MPI Handles: Pointers or Integers?
This may seem like a trivial matter, but it has wide-reaching effects throughout the entire MPI implementation. A communicator, for example, has a bunch of internal data associated with it (the members of the group, the error-handler associated with it, whether the communicator is an inter- or intra-communicator, and so on). An implementation typically bundles all this information together in a C structure (or C++ object) and provides the application with some kind of handle to it. The handle that the application sees is of type MPI_Comm - but what should its real type be: a pointer to the structure/object, or an integer index into an array of all currently-allocated communicators?
Surprisingly, this issue incurs deep religious rifts between MPI implementers.
Using integers for handles means that there is no loss of performance between the C and Fortran bindings - both sets use indirect addressing to find the back-end structure (note that MPI specifically defines Fortran handles to be integers because Fortran - at least Fortran 77 - has no concept of a pointer). Note, however, that in multi-threaded environments, it is necessary to obtain a lock before examining the array because another thread may have grown (and therefore moved) the array.
Conversely, using pointers means that the Fortran bindings may have to perform translation from the integer to a pointer (probably through indirect addressing), but the C bindings can access the back-end data directly and have no need for additional lookup or locking of index arrays.
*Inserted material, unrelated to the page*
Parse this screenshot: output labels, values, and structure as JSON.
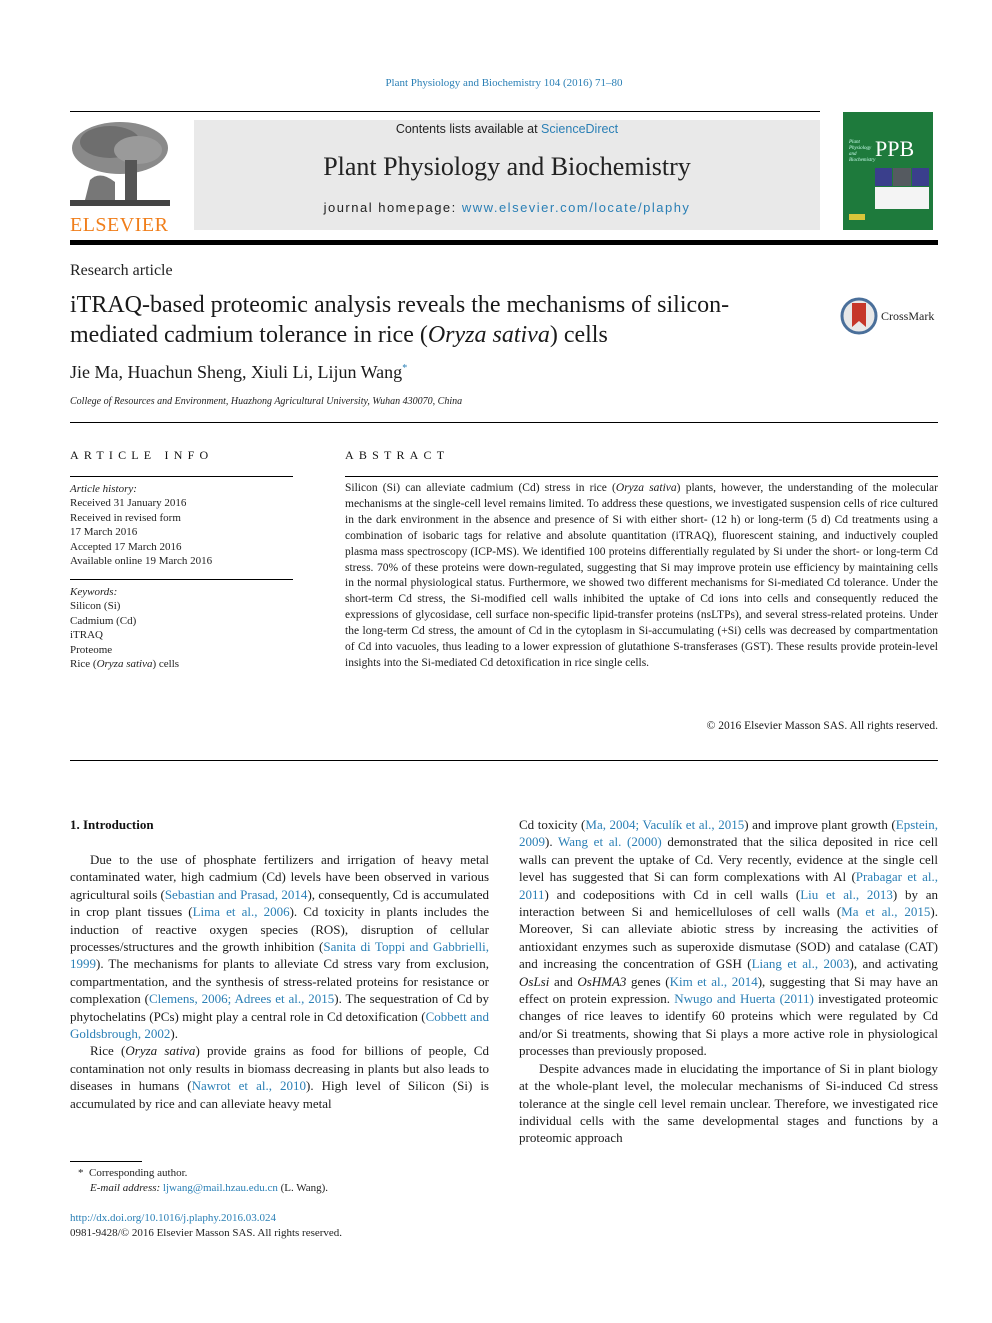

Finally, on platforms where the size of a Fortran INTEGER is the same size as a pointer, this is a non-issue - each can be used interchangeably (e.g., the Fortran integer handle can actually be the C pointer value). This case is not true for all platforms, however.
The size of MPI handles is visible in mpi.h, and is therefore a key aspect of the MPI implementation's interface to user applications.
What's in an MPI_Status?
The MPI_Status object, as defined by the MPI standard, is different than all other MPI objects: not only does it have public data members, the user is responsible for allocating and freeing MPI_Status objects. This requirement means that its structure must be defined in mpi.h - including any internal data members (so that pointer math in the application can be accurate).
Although the standard disallows MPI applications from using the internal data members, the fact that MPI_Status is accessed by value (and not through a handle) means that its size is a key aspect of the MPI implementation's interface to user applications.